The Light That Binds
Title | The Light That Binds PDF eBook |
Author | Rev. Stephen L. Brock |
Publisher | Wipf and Stock Publishers |
Pages | 245 |
Release | 2020-03-30 |
Genre | Religion |
ISBN | 153264731X |
If there is any one author in the history of moral thought who has come to be associated with the idea of natural law, it is Saint Thomas Aquinas. Many things have been written about Aquinas's natural law teaching, and from many different perspectives. The aim of this book is to help see it from his own perspective. That is why the focus is metaphysical. Aquinas's whole moral doctrine is laden with metaphysics, and his natural law teaching especially so, because it is all about first principles. The book centers on how Aquinas thinks the first principles of practical reason, which for him are what make up natural law, function as laws. It is a controversial question, and the book engages a variety of readers of Aquinas, including Francisco Suarez, Jacques Maritain, prominent analytical philosophers, Straussians, and the initiators of the New Natural Law theory. Among the issues addressed are the relation between natural law and natural inclination, how far natural law depends on knowledge of human nature, what its obligatory force consists in, and, above all, how it is related to what for Aquinas is the first principle of all being, the divine will.

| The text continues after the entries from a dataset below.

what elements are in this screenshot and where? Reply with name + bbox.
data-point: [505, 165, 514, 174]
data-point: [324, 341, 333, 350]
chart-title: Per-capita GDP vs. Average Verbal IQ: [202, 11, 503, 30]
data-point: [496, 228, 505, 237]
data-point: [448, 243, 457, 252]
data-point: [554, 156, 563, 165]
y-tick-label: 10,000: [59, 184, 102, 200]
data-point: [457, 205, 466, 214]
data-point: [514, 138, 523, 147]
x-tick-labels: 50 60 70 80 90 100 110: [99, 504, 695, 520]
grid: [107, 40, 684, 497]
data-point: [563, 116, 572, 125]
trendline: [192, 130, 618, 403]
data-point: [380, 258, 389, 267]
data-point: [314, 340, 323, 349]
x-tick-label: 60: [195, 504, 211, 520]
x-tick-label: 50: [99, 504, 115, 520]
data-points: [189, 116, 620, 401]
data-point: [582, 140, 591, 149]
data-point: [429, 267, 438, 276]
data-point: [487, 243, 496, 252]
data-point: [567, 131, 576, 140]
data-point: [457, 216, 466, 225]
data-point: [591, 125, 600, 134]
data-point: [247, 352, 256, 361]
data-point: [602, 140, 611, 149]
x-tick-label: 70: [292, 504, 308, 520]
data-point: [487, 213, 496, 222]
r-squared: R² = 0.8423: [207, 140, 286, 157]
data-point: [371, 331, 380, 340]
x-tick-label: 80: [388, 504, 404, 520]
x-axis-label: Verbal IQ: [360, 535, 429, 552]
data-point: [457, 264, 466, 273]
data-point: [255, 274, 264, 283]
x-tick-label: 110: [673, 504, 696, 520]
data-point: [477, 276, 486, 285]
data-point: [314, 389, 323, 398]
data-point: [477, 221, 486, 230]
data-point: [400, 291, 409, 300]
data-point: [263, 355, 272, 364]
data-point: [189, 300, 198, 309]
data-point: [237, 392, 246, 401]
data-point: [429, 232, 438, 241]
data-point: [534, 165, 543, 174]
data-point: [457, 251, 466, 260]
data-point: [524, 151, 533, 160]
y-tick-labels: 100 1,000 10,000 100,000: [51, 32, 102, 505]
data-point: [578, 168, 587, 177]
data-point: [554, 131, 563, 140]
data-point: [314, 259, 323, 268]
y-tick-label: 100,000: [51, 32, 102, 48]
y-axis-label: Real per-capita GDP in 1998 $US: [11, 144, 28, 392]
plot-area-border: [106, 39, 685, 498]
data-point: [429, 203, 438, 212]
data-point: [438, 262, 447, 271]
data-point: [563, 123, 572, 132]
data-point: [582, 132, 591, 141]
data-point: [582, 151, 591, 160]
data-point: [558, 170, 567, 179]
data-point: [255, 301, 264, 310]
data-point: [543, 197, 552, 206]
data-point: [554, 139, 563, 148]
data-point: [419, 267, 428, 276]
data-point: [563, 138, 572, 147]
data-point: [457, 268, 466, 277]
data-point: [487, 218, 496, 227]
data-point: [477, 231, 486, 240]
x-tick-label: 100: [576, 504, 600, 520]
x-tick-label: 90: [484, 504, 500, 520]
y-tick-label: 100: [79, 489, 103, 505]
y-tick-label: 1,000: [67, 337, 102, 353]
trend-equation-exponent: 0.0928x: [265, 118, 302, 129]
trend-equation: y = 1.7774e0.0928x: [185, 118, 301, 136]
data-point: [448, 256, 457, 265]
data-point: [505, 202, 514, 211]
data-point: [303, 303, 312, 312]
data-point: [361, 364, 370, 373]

Sacred Polities, Natural Law and the Law of Nations in the 16th-17th Centuries
Title | Sacred Polities, Natural Law and the Law of Nations in the 16th-17th Centuries PDF eBook |
Author | |
Publisher | BRILL |
Pages | 361 |
Release | 2022-01-10 |
Genre | Philosophy |
ISBN | 9004501789 |
A fresh look at the importance of natural and international law in the religious politics at the heartlands of the Reformation, from the Low Countries, the German principalities up to Transylvania; from Niels Hemmingsen to Gian Battista Vico; from religious reasons for the universalist claims of natural law to political arguments for the sacred polity, their tension and creative potential.